Now that I’m older, I can appreciate the importance that the position that a player holds down has in terms of determining his value. The idea of the defensive spectrum is something that’s been around since Bill James introduced it in the 1980s. James initially conceptualized the defensive spectrum by noting that there were several shortstops in baseball who held down regular jobs despite being awful hitters. There were no first basemen who could make the same claim. James lined up the positions in terms of their average production and found that it neatly aligned with the accepted wisdom of which positions were toughest and easiest to play. Center fielders and shortstops were allowed to get away with .230 batting averages because those spots are the hardest to play.

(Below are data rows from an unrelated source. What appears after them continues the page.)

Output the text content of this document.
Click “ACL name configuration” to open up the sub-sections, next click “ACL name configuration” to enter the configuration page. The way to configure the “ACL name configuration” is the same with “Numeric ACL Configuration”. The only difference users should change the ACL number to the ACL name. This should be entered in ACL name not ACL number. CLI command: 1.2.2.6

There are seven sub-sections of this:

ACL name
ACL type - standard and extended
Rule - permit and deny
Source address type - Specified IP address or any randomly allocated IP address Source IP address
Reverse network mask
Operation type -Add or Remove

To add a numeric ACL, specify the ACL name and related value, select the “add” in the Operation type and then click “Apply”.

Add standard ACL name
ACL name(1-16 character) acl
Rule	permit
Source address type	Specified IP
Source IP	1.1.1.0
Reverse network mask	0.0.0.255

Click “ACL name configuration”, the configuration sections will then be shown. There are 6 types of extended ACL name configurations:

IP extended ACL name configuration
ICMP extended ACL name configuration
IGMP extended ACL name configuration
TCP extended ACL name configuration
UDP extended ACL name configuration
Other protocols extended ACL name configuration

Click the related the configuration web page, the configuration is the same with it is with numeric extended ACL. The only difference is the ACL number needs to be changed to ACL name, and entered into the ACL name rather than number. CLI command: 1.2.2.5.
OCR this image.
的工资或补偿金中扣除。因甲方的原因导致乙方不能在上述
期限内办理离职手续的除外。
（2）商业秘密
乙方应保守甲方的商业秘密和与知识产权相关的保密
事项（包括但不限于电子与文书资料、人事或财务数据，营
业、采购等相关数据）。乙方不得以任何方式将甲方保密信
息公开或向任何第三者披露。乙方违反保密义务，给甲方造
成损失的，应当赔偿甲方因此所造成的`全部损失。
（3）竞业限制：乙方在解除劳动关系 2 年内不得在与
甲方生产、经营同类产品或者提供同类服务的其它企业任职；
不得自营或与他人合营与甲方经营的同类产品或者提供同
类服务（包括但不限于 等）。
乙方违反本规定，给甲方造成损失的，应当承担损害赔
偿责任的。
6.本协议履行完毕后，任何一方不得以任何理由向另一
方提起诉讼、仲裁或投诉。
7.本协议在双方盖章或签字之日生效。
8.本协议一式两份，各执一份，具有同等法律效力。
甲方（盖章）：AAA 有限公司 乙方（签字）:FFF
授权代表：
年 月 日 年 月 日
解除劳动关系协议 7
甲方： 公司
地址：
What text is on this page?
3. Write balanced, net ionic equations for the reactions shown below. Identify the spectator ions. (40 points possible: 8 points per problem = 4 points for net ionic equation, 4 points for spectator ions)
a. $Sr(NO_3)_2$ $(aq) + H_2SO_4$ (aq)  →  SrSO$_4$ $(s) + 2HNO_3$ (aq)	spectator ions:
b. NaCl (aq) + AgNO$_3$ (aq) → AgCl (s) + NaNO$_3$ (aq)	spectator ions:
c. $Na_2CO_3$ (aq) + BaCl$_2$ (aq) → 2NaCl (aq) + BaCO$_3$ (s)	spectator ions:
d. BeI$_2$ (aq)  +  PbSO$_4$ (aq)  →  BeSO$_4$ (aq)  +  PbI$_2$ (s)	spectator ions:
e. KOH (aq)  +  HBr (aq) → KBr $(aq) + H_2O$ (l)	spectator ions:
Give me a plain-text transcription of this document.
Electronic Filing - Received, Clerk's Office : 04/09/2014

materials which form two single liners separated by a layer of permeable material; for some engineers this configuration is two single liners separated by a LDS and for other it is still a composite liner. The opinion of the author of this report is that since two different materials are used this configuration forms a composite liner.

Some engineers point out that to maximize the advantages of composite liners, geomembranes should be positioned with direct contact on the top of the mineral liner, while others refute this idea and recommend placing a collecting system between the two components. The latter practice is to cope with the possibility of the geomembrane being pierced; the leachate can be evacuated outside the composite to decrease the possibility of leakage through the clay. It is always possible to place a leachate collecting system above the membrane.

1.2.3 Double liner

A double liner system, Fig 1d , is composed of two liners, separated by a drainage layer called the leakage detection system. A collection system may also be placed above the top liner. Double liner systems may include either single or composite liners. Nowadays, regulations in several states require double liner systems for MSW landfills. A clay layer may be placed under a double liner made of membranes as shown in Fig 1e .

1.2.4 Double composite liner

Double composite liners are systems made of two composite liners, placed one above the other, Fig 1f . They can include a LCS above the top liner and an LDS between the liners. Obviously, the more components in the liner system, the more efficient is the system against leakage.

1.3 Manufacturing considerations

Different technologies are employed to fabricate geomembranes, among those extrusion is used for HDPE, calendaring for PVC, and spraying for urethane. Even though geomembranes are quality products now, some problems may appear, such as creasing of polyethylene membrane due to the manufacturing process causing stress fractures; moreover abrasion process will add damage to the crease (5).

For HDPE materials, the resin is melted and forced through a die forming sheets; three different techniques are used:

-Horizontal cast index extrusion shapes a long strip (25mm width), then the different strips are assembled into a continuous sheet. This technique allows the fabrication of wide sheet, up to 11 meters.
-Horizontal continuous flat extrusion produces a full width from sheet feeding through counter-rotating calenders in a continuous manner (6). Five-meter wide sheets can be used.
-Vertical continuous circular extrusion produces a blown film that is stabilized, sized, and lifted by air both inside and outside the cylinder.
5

If a first baseman tried to hit like that, he wouldn’t be a big leaguer much longer.

When we try to figure the “true” value of a player, we have to take into account his position, but how we do that is a little tricky. The most common way—at least when putting together uber-metrics like WAR—has been to use a positional adjustment to give a player credit for playing a more difficult position (or penalize him for playing an easier one). Smith might not hit very much, but the fact that he can play a competent shortstop means that third base wasn’t clogged up and his team is more likely to find someone who can hit if it dips into the third base bin rather than scrounge in the shortstop bin.